Object Description
Working on Object Description with Your Child at Home
Practise object description at home by describing everyday things one at a time using colour, shape, texture and use, weaving it into routines like cooking and bath time, and playing simple guessing and feely-bag games. Lead by example, pause to let your child respond, and expand on whatever they say.
Every object in your home is a tiny language lesson waiting to happen — a spoon, a ball, a banana.
In short
Object description means helping your child notice and talk about the things around them — what something looks like, feels like, what it's for. You can build this skill at home in tiny, playful moments using objects you already own. The trick is to lead by example, give your child time to respond, and gently add one new word at a time.Easy ways to practise at home
Start with one object at a time- Pick up something familiar — a ball, an apple, a soft toy — and describe it out loud: "This ball is round, red and bouncy."
- Use your senses as prompts: What colour is it? Is it soft or hard? Big or small? What do we do with it?
- Let your child hold and explore it. Touch, squeeze and tap invite richer words.
Build it into daily routines
- Kitchen: describe fruits and vegetables while cooking — "cold", "smooth", "yellow", "we peel it".
- Bath time: "warm water", "slippery soap", "the duck floats".
- Tidy-up: sort toys by colour, size or use, naming each as you go.
Play description games
- Feely bag: put an object in a cloth bag and describe it by touch before peeking.
- Guess what I'm thinking: give clues — "It's round, it's orange, we eat it" — and let them guess.
- What's missing: lay out three objects, hide one, and talk about what's gone.
Keep it warm and low-pressure
- Pause and wait — give your child a few seconds to find their words.
- Repeat and expand: if they say "car", you add "yes, a fast blue car!"
- Praise the trying, not just the perfect answer.
These moments support vocabulary, sensory awareness and the early thinking skills behind clear speech and language.
The Pinnacle way
Home practice works best alongside a clear picture of your child's strengths.
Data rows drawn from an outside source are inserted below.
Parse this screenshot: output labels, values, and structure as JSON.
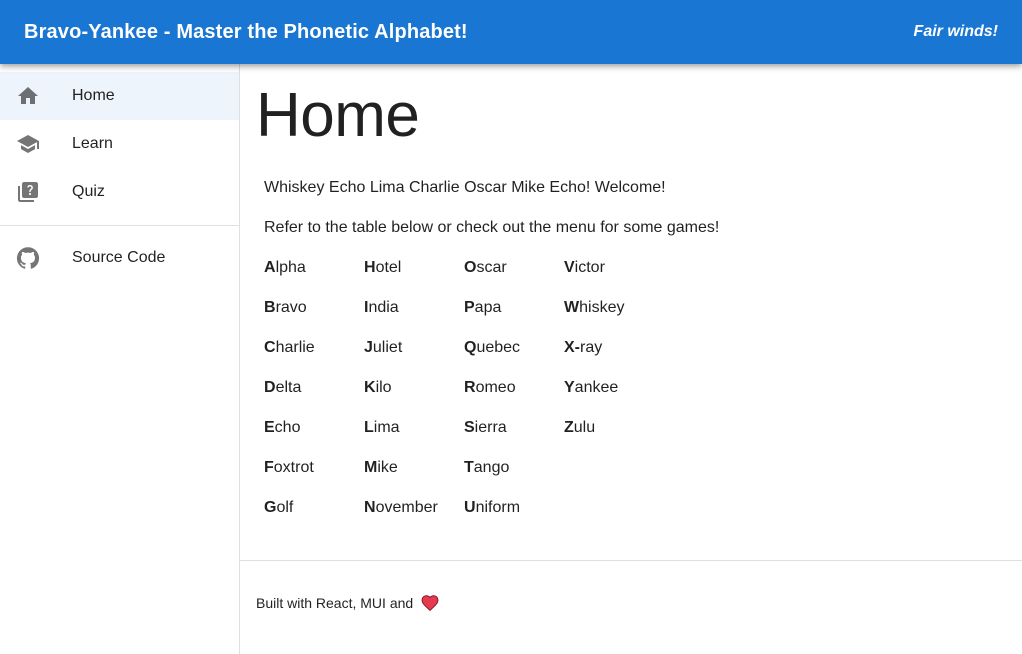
{
  "appbar": {
    "title": "Bravo-Yankee - Master the Phonetic Alphabet!",
    "tagline": "Fair winds!",
    "color": "#1976d2"
  },
  "nav": {
    "items": [
      {
        "label": "Home",
        "icon": "home-icon",
        "active": true
      },
      {
        "label": "Learn",
        "icon": "school-icon",
        "active": false
      },
      {
        "label": "Quiz",
        "icon": "quiz-icon",
        "active": false
      }
    ],
    "secondary": [
      {
        "label": "Source Code",
        "icon": "github-icon"
      }
    ]
  },
  "main": {
    "title": "Home",
    "welcome": "Whiskey Echo Lima Charlie Oscar Mike Echo! Welcome!",
    "intro": "Refer to the table below or check out the menu for some games!"
  },
  "alphabet": [
    {
      "initial": "A",
      "rest": "lpha"
    },
    {
      "initial": "B",
      "rest": "ravo"
    },
    {
      "initial": "C",
      "rest": "harlie"
    },
    {
      "initial": "D",
      "rest": "elta"
    },
    {
      "initial": "E",
      "rest": "cho"
    },
    {
      "initial": "F",
      "rest": "oxtrot"
    },
    {
      "initial": "G",
      "rest": "olf"
    },
    {
      "initial": "H",
      "rest": "otel"
    },
    {
      "initial": "I",
      "rest": "ndia"
    },
    {
      "initial": "J",
      "rest": "uliet"
    },
    {
      "initial": "K",
      "rest": "ilo"
    },
    {
      "initial": "L",
      "rest": "ima"
    },
    {
      "initial": "M",
      "rest": "ike"
    },
    {
      "initial": "N",
      "rest": "ovember"
    },
    {
      "initial": "O",
      "rest": "scar"
    },
    {
      "initial": "P",
      "rest": "apa"
    },
    {
      "initial": "Q",
      "rest": "uebec"
    },
    {
      "initial": "R",
      "rest": "omeo"
    },
    {
      "initial": "S",
      "rest": "ierra"
    },
    {
      "initial": "T",
      "rest": "ango"
    },
    {
      "initial": "U",
      "rest": "niform"
    },
    {
      "initial": "V",
      "rest": "ictor"
    },
    {
      "initial": "W",
      "rest": "hiskey"
    },
    {
      "initial": "X-",
      "rest": "ray"
    },
    {
      "initial": "Y",
      "rest": "ankee"
    },
    {
      "initial": "Z",
      "rest": "ulu"
    }
  ],
  "footer": {
    "text": "Built with React, MUI and",
    "icon": "heart-icon"
  }
}
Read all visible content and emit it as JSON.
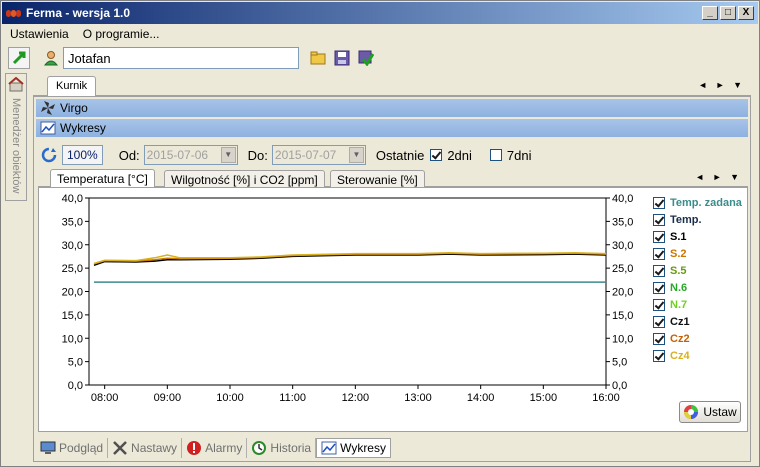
{
  "window": {
    "title": "Ferma - wersja 1.0",
    "min": "_",
    "max": "□",
    "close": "X"
  },
  "menu": {
    "items": [
      "Ustawienia",
      "O programie..."
    ]
  },
  "toolbar": {
    "user": "Jotafan"
  },
  "sidebar": {
    "label": "Menedżer obiektów"
  },
  "outer_tab": "Kurnik",
  "headers": {
    "group": "Virgo",
    "section": "Wykresy"
  },
  "controls": {
    "zoom": "100%",
    "from_label": "Od:",
    "from_value": "2015-07-06",
    "to_label": "Do:",
    "to_value": "2015-07-07",
    "last_label": "Ostatnie",
    "opt_2dni": {
      "label": "2dni",
      "checked": true
    },
    "opt_7dni": {
      "label": "7dni",
      "checked": false
    }
  },
  "chart_tabs": [
    "Temperatura [°C]",
    "Wilgotność [%] i CO2 [ppm]",
    "Sterowanie [%]"
  ],
  "legend": [
    {
      "label": "Temp. zadana",
      "color": "#3a8c8c",
      "checked": true
    },
    {
      "label": "Temp.",
      "color": "#1a2e4a",
      "checked": true
    },
    {
      "label": "S.1",
      "color": "#000000",
      "checked": true
    },
    {
      "label": "S.2",
      "color": "#c87800",
      "checked": true
    },
    {
      "label": "S.5",
      "color": "#6a9a10",
      "checked": true
    },
    {
      "label": "N.6",
      "color": "#2aa82a",
      "checked": true
    },
    {
      "label": "N.7",
      "color": "#70d020",
      "checked": true
    },
    {
      "label": "Cz1",
      "color": "#101010",
      "checked": true
    },
    {
      "label": "Cz2",
      "color": "#c86000",
      "checked": true
    },
    {
      "label": "Cz4",
      "color": "#d8b020",
      "checked": true
    }
  ],
  "apply_button": "Ustaw",
  "bottom_tabs": [
    "Podgląd",
    "Nastawy",
    "Alarmy",
    "Historia",
    "Wykresy"
  ],
  "chart_data": {
    "type": "line",
    "ylim": [
      0,
      40
    ],
    "yticks": [
      "0,0",
      "5,0",
      "10,0",
      "15,0",
      "20,0",
      "25,0",
      "30,0",
      "35,0",
      "40,0"
    ],
    "xticks": [
      "08:00",
      "09:00",
      "10:00",
      "11:00",
      "12:00",
      "13:00",
      "14:00",
      "15:00",
      "16:00"
    ],
    "x": [
      7.83,
      8.0,
      8.5,
      8.8,
      9.0,
      9.2,
      10.0,
      10.5,
      11.0,
      12.0,
      13.0,
      13.5,
      14.0,
      15.0,
      15.5,
      16.0
    ],
    "series": [
      {
        "name": "Temp. zadana",
        "color": "#3a8c8c",
        "values": [
          22.0,
          22.0,
          22.0,
          22.0,
          22.0,
          22.0,
          22.0,
          22.0,
          22.0,
          22.0,
          22.0,
          22.0,
          22.0,
          22.0,
          22.0,
          22.0
        ]
      },
      {
        "name": "S.1",
        "color": "#000000",
        "values": [
          25.6,
          26.4,
          26.3,
          26.5,
          26.8,
          26.8,
          26.9,
          27.1,
          27.5,
          27.8,
          27.8,
          28.0,
          27.8,
          27.9,
          28.0,
          27.8
        ]
      },
      {
        "name": "S.2",
        "color": "#c87800",
        "values": [
          25.9,
          26.6,
          26.5,
          26.8,
          27.1,
          27.0,
          27.1,
          27.3,
          27.7,
          28.0,
          28.0,
          28.2,
          28.0,
          28.1,
          28.2,
          28.0
        ]
      },
      {
        "name": "Cz4",
        "color": "#d8b020",
        "values": [
          26.0,
          26.7,
          26.6,
          27.2,
          27.8,
          27.2,
          27.2,
          27.4,
          27.8,
          28.1,
          28.1,
          28.3,
          28.1,
          28.2,
          28.3,
          28.1
        ]
      }
    ]
  }
}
A clinical AbilityScore® and any diagnosis are formed only at a Pinnacle Blooms Network centre under qualified clinician care — never from an app or a home checklist. Our therapists can show you exactly which object description games suit your child's stage. Learn how the AbilityScore® gives an objective, multi-domain baseline.Trusted sources
Guided by WHO Nurturing Care guidance on responsive, language-rich play, the American Speech-Language-Hearing Association on building vocabulary through everyday talk, and AAP HealthyChildren advice on play-based learning at home.Next step — for a personalised home-activity plan matched to your child, book a developmental assessment with Pinnacle on WhatsApp: +91 91001 81181.
This is general information, not a diagnosis — a clinical AbilityScore® and any diagnosis are formed only at a Pinnacle Blooms Network centre under qualified clinician care.
What to watch
If your child rarely names familiar objects, uses very few describing words for their age, or seems frustrated finding words, mention it at a developmental check rather than waiting.
Try this at home
Pick one object each mealtime and describe it together in three words — colour, feel and what we do with it. Three words a day adds up fast.
Trusted sources
Developed by SETU Consortium · Pinnacle Blooms Network · Last reviewed 2026-06-11 · reviewed every 365 days
This is general information, not a diagnosis. A clinical AbilityScore® and any diagnosis are formed only at a Pinnacle Blooms Network centre, under qualified clinician care.
Frequently asked
At what age can my child start practising object description?
You can begin describing objects out loud from babyhood — children absorb language long before they speak. Expect your child to start joining in with single describing words around toddlerhood and to give richer descriptions as they grow. Follow your child's lead rather than a fixed age.
What if my child only names objects but doesn't describe them?
That's a perfectly normal starting point. Model the next step by adding one describing word to whatever they say — if they say 'ball', you say 'yes, a soft ball!'. Over time they'll begin to add their own words. If progress seems stuck, a developmental check can guide you.
How long should each practice session be?
Short and frequent beats long and forced. Two or three minutes woven into bath time, snacks or tidy-up works far better than a set lesson. Stop while it's still fun.